Shifting Paradigm in Treating Acute Graft-vs-Host Disease



Corey S. Cutler, MD, MPH, FRCPC: Despite this progress and research, unfortunately we still get acute graft-vs-host disease [GVHD]. What’s the initial approach to GVHD therapy [at Massachusetts General Hospital], Dr Chen?

Yi-Bin Chen, MD: We believe the initial therapy for acute graft-vs-host disease is not where it should be, and there is definitely room for improvement. We believe in trying to conduct clinical trials in the treatment of acute graft-vs-host disease, and to do that appropriately involves a multidisciplinary team of providers and the research staff. Early recognition of graft-vs-host disease is how we are able to see if patients are eligible and present them with appropriate studies to see if they’d like to participate.

At Mass General, when patients present with acute graft-vs-host disease, there is a team of people who are made aware through group emails and oftentimes even before the patient shows up in our clinic, because they’ve called in with symptoms of diarrhea or a rash. By the time the patients have arrived, most of our team—including our research team—is aware that there is a potential patient with new acute graft-vs-host disease, and we’ve already had conversations about what we believe it is and what trials they might be eligible for to participate in.

The patient is to be evaluated to make sure there is a suspicion of graft-vs-host disease. They are presented with the treatment options, including potential enrollment onto a clinical trial.
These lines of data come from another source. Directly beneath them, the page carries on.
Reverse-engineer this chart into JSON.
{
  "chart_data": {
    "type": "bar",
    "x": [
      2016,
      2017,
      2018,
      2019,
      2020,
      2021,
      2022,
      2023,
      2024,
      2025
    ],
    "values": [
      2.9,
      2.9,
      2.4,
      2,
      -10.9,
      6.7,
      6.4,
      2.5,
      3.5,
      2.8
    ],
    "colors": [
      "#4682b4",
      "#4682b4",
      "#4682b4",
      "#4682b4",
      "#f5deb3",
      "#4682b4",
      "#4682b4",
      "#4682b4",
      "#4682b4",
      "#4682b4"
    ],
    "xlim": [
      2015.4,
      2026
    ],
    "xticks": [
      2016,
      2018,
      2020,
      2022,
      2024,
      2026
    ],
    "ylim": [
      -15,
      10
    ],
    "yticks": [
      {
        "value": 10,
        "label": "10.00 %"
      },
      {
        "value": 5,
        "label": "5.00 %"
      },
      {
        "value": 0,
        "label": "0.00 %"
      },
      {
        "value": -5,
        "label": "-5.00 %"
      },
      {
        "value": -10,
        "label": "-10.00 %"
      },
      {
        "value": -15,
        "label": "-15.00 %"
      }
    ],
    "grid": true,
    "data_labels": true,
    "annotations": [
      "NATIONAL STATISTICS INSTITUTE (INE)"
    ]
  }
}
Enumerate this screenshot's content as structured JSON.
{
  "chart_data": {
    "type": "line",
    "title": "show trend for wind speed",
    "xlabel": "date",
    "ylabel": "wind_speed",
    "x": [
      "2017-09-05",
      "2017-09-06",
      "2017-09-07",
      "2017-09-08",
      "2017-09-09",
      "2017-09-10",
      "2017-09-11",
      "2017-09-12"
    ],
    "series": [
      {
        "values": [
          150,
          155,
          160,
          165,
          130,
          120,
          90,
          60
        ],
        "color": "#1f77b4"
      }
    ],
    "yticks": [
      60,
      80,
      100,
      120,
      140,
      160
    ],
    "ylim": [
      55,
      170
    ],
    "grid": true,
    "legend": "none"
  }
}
A lot of our clinical trials are biomarker based for risk stratification, and it’s important to get early blood samples to get the results of these biomarkers to appropriately risk stratify our patients.

Corey S. Cutler, MD, MPH, FRCPC: Dr Antin, do you want to talk about the actual therapy? What’s the standard of care for the management of moderate to severe acute graft-vs-host disease?

Joseph H. Antin, MD: It is a little bit of an embarrassment to the field because it’s prednisone or methylprednisolone intravenously, 1 or 2 mg/kg per day until you get it under control. There’s no question that this is an effective treatment. If prednisone were a new drug that were just coming out on the market today, we would be jumping up and down at what a wonderful drug it is because it’s so effective.

The problem with prednisone is that it’s a blunderbuss of therapies. It is not very selective. It does suppress the immune response in an adequate fashion in most patients, but it’s associated with the usual prednisone-related toxicity, hyperglycemia, hypertension, bone mineralization, Cushing syndrome, and sleeplessness. It’s something we depend on and that we use, but we have a love-hate relationship. We love its efficacy, but we hate its toxicity. The most critical aspect is that it increases susceptibility to infection because it’s nonspecific.

Therefore, we have over the past 5-plus years been trying to change the paradigm from a global immunosuppression to either a targeted immunosuppression or a strategy that is not actually immunosuppressive but is more anti-inflammatory. This fosters regulatory T cells, which reduces the target manifestations in the organs. Concomitantly it allows the immune system to recover so that we’re not in the situation where the patient has GVHD, so you hit them with a huge dose of prednisone and you get the GVHD under control. Their disease is under control, but then they die of aspergillosis. That’s much of what we do, and it’s been only in the past decade or so that we’ve started to try to be more surgical in our approach to preventing and treating this disease.